Risky Business: How Data Analytics Can Help

Kathleen Long, CEO of Montage Analytics

A socio-cybernetician and behavioral scientist, Kathleen Long battles operational risk. As CEO of Montage Analytics, a Mountain View, Calif., consultancy offering risk assessment software services and analytic reports, Long has combined her training with the experience of Montage Analytic’s CTO, Doug Campbell, in Bayesian network design. The company helps organizations better understand and mitigate everything from risky business practices and employee fraud to the big, unwieldy, nearly undetectable risks referred to as “black swans.”

This isn’t an easy undertaking. Part of the problem, according to Long, is that not everyone knows how to define operational risk (if you can’t define it, you can’t guard against it). At the same time, the risk landscape is changing so fast that what happened yesterday is no longer a marker for what might happen tomorrow.

“We are living in unprecedented times. You can’t say the past is a reliable predictor of the future,” says Long. “Too many events happen that are black swans that come out of the blue — Bernie Madoff, 9/11. Things have changed dramatically.
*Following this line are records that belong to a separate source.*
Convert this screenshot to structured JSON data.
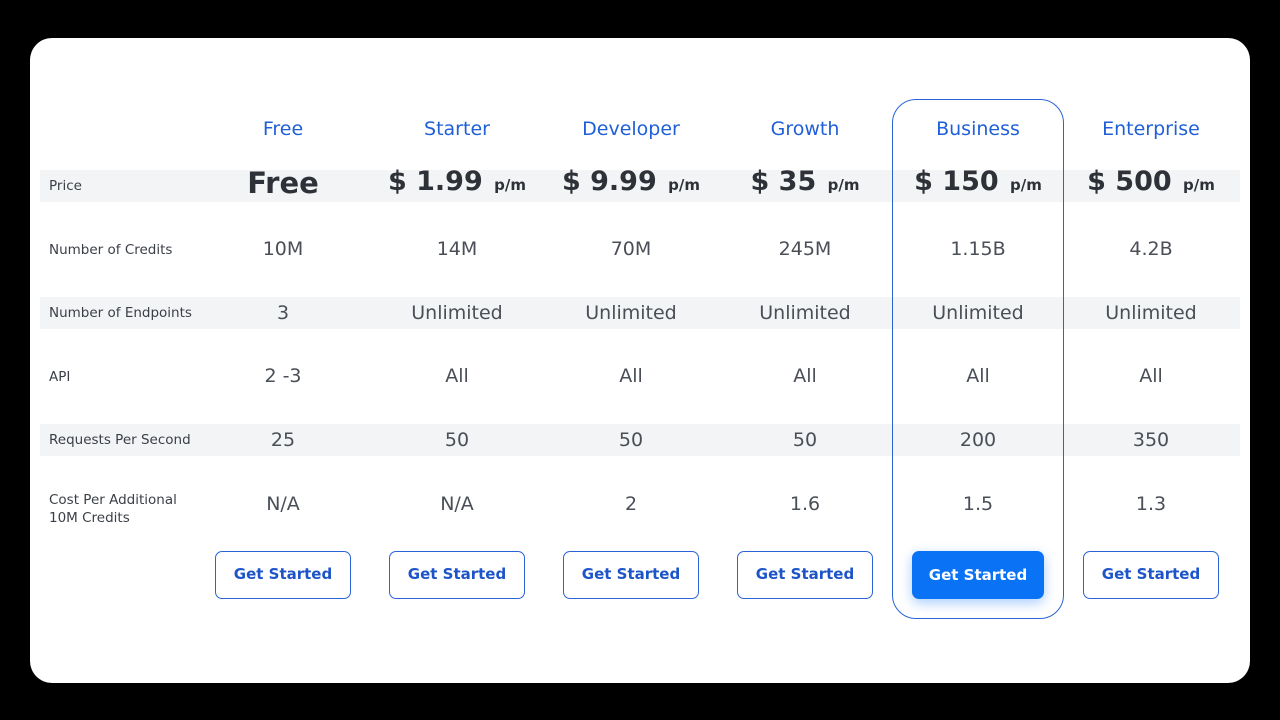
{
  "plans": [
    {
      "name": "Free",
      "price": "Free",
      "price_unit": "",
      "credits": "10M",
      "endpoints": "3",
      "api": "2 -3",
      "rps": "25",
      "cost_additional": "N/A",
      "cta": "Get Started"
    },
    {
      "name": "Starter",
      "price": "$ 1.99",
      "price_unit": "p/m",
      "credits": "14M",
      "endpoints": "Unlimited",
      "api": "All",
      "rps": "50",
      "cost_additional": "N/A",
      "cta": "Get Started"
    },
    {
      "name": "Developer",
      "price": "$ 9.99",
      "price_unit": "p/m",
      "credits": "70M",
      "endpoints": "Unlimited",
      "api": "All",
      "rps": "50",
      "cost_additional": "2",
      "cta": "Get Started"
    },
    {
      "name": "Growth",
      "price": "$ 35",
      "price_unit": "p/m",
      "credits": "245M",
      "endpoints": "Unlimited",
      "api": "All",
      "rps": "50",
      "cost_additional": "1.6",
      "cta": "Get Started"
    },
    {
      "name": "Business",
      "price": "$ 150",
      "price_unit": "p/m",
      "credits": "1.15B",
      "endpoints": "Unlimited",
      "api": "All",
      "rps": "200",
      "cost_additional": "1.5",
      "cta": "Get Started",
      "highlighted": true
    },
    {
      "name": "Enterprise",
      "price": "$ 500",
      "price_unit": "p/m",
      "credits": "4.2B",
      "endpoints": "Unlimited",
      "api": "All",
      "rps": "350",
      "cost_additional": "1.3",
      "cta": "Get Started"
    }
  ],
  "row_labels": {
    "price": "Price",
    "credits": "Number of Credits",
    "endpoints": "Number of Endpoints",
    "api": "API",
    "rps": "Requests Per Second",
    "cost_additional_line1": "Cost Per Additional",
    "cost_additional_line2": "10M Credits"
  },
  "colors": {
    "accent": "#1f5fd8",
    "primary_button": "#0a72f5",
    "band": "#f3f4f6",
    "background": "#000000"
  }
}
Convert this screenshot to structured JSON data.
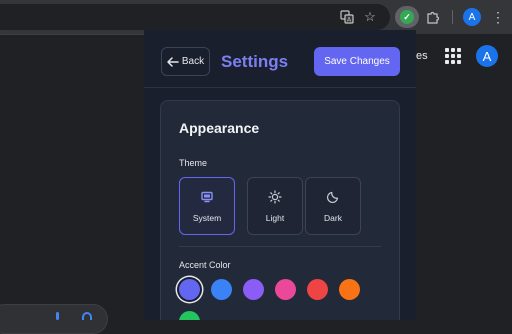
{
  "browser": {
    "account_initial": "A",
    "icons": [
      "translate-icon",
      "star-icon",
      "extension-active-icon",
      "puzzle-icon",
      "kebab-menu-icon"
    ]
  },
  "background_page": {
    "partial_text": "es",
    "account_initial": "A"
  },
  "popup": {
    "back_label": "Back",
    "title": "Settings",
    "save_label": "Save Changes",
    "appearance": {
      "heading": "Appearance",
      "theme_label": "Theme",
      "theme_options": [
        {
          "label": "System",
          "icon": "monitor-icon",
          "selected": true
        },
        {
          "label": "Light",
          "icon": "sun-icon",
          "selected": false
        },
        {
          "label": "Dark",
          "icon": "moon-icon",
          "selected": false
        }
      ],
      "accent_label": "Accent Color",
      "accent_colors": [
        "#6366f1",
        "#3b82f6",
        "#8b5cf6",
        "#ec4899",
        "#ef4444",
        "#f97316",
        "#22c55e"
      ],
      "selected_accent": "#6366f1"
    }
  },
  "colors": {
    "accent": "#6366f1",
    "popup_bg": "#1a1f2e",
    "card_bg": "#222939"
  }
}
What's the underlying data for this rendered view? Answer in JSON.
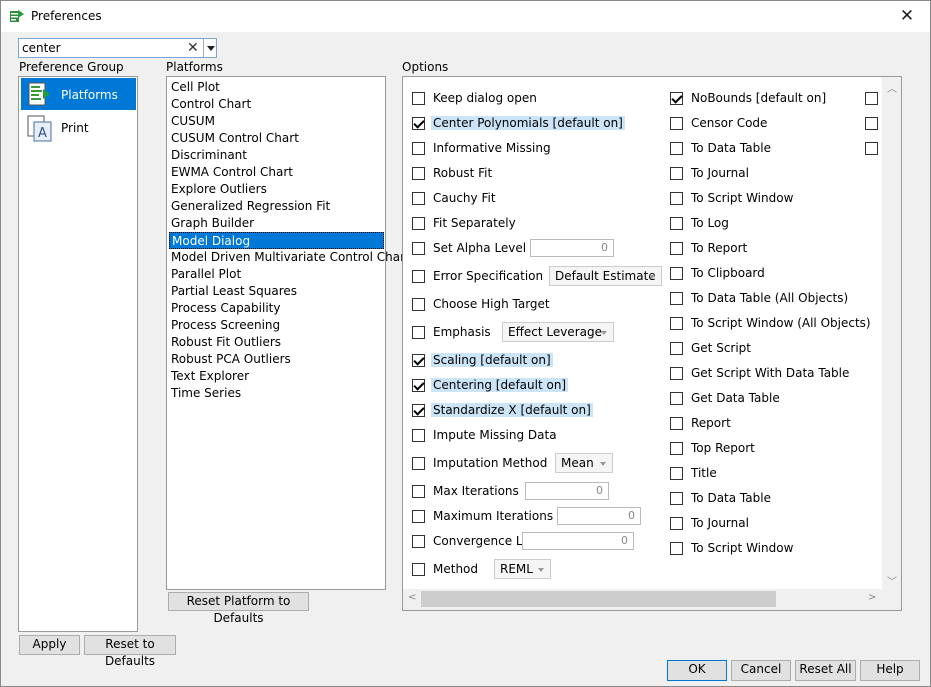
{
  "window": {
    "title": "Preferences"
  },
  "search": {
    "value": "center"
  },
  "labels": {
    "preference_group": "Preference Group",
    "platforms": "Platforms",
    "options": "Options"
  },
  "groups": [
    {
      "label": "Platforms",
      "icon": "platforms-icon",
      "selected": true
    },
    {
      "label": "Print",
      "icon": "print-icon",
      "selected": false
    }
  ],
  "platforms": [
    "Cell Plot",
    "Control Chart",
    "CUSUM",
    "CUSUM Control Chart",
    "Discriminant",
    "EWMA Control Chart",
    "Explore Outliers",
    "Generalized Regression Fit",
    "Graph Builder",
    "Model Dialog",
    "Model Driven Multivariate Control Chart",
    "Parallel Plot",
    "Partial Least Squares",
    "Process Capability",
    "Process Screening",
    "Robust Fit Outliers",
    "Robust PCA Outliers",
    "Text Explorer",
    "Time Series"
  ],
  "selected_platform": "Model Dialog",
  "options_col1": [
    {
      "label": "Keep dialog open",
      "checked": false
    },
    {
      "label": "Center Polynomials [default on]",
      "checked": true
    },
    {
      "label": "Informative Missing",
      "checked": false
    },
    {
      "label": "Robust Fit",
      "checked": false
    },
    {
      "label": "Cauchy Fit",
      "checked": false
    },
    {
      "label": "Fit Separately",
      "checked": false
    },
    {
      "label": "Set Alpha Level",
      "checked": false,
      "number": "0"
    },
    {
      "label": "Error Specification",
      "checked": false,
      "select": "Default Estimate"
    },
    {
      "label": "Choose High Target",
      "checked": false
    },
    {
      "label": "Emphasis",
      "checked": false,
      "select": "Effect Leverage"
    },
    {
      "label": "Scaling [default on]",
      "checked": true
    },
    {
      "label": "Centering [default on]",
      "checked": true
    },
    {
      "label": "Standardize X [default on]",
      "checked": true
    },
    {
      "label": "Impute Missing Data",
      "checked": false
    },
    {
      "label": "Imputation Method",
      "checked": false,
      "select": "Mean"
    },
    {
      "label": "Max Iterations",
      "checked": false,
      "number": "0"
    },
    {
      "label": "Maximum Iterations",
      "checked": false,
      "number": "0"
    },
    {
      "label": "Convergence Limit",
      "checked": false,
      "number": "0"
    },
    {
      "label": "Method",
      "checked": false,
      "select": "REML"
    }
  ],
  "options_col2": [
    {
      "label": "NoBounds [default on]",
      "checked": true
    },
    {
      "label": "Censor Code",
      "checked": false
    },
    {
      "label": "To Data Table",
      "checked": false
    },
    {
      "label": "To Journal",
      "checked": false
    },
    {
      "label": "To Script Window",
      "checked": false
    },
    {
      "label": "To Log",
      "checked": false
    },
    {
      "label": "To Report",
      "checked": false
    },
    {
      "label": "To Clipboard",
      "checked": false
    },
    {
      "label": "To Data Table (All Objects)",
      "checked": false
    },
    {
      "label": "To Script Window (All Objects)",
      "checked": false
    },
    {
      "label": "Get Script",
      "checked": false
    },
    {
      "label": "Get Script With Data Table",
      "checked": false
    },
    {
      "label": "Get Data Table",
      "checked": false
    },
    {
      "label": "Report",
      "checked": false
    },
    {
      "label": "Top Report",
      "checked": false
    },
    {
      "label": "Title",
      "checked": false
    },
    {
      "label": "To Data Table",
      "checked": false
    },
    {
      "label": "To Journal",
      "checked": false
    },
    {
      "label": "To Script Window",
      "checked": false
    }
  ],
  "options_col3_count": 3,
  "buttons": {
    "reset_platform": "Reset Platform to Defaults",
    "apply": "Apply",
    "reset_defaults": "Reset to Defaults",
    "ok": "OK",
    "cancel": "Cancel",
    "reset_all": "Reset All",
    "help": "Help"
  }
}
And the fact that we are living in an increasingly globalized and networked world means that even small events happening somewhere on the other side of the world can quickly cascade around the globe and affect us in places we didn’t expect.”

In a conversation with Renee Boucher Ferguson, a contributing editor at MIT Sloan Management Review, Long discussed the changing risk landscape and how big data and behavioral science can help.

What are the different types of risk organizations need to think about, from operational risk to the so-called black swans?

A lot of people don’t understand what operational risk is, but it has to do with the people, processes and systems in place to produce the company’s product or service. That said, there are many different kinds of operational risk. For example: Internal fraud, external fraud, client, products and business practices, damage to physical assets, business disruption and system failures. Then there are execution, delivery and process management risks. Did I mention employment practices and workplace safety? Those are all the kinds of operational risk.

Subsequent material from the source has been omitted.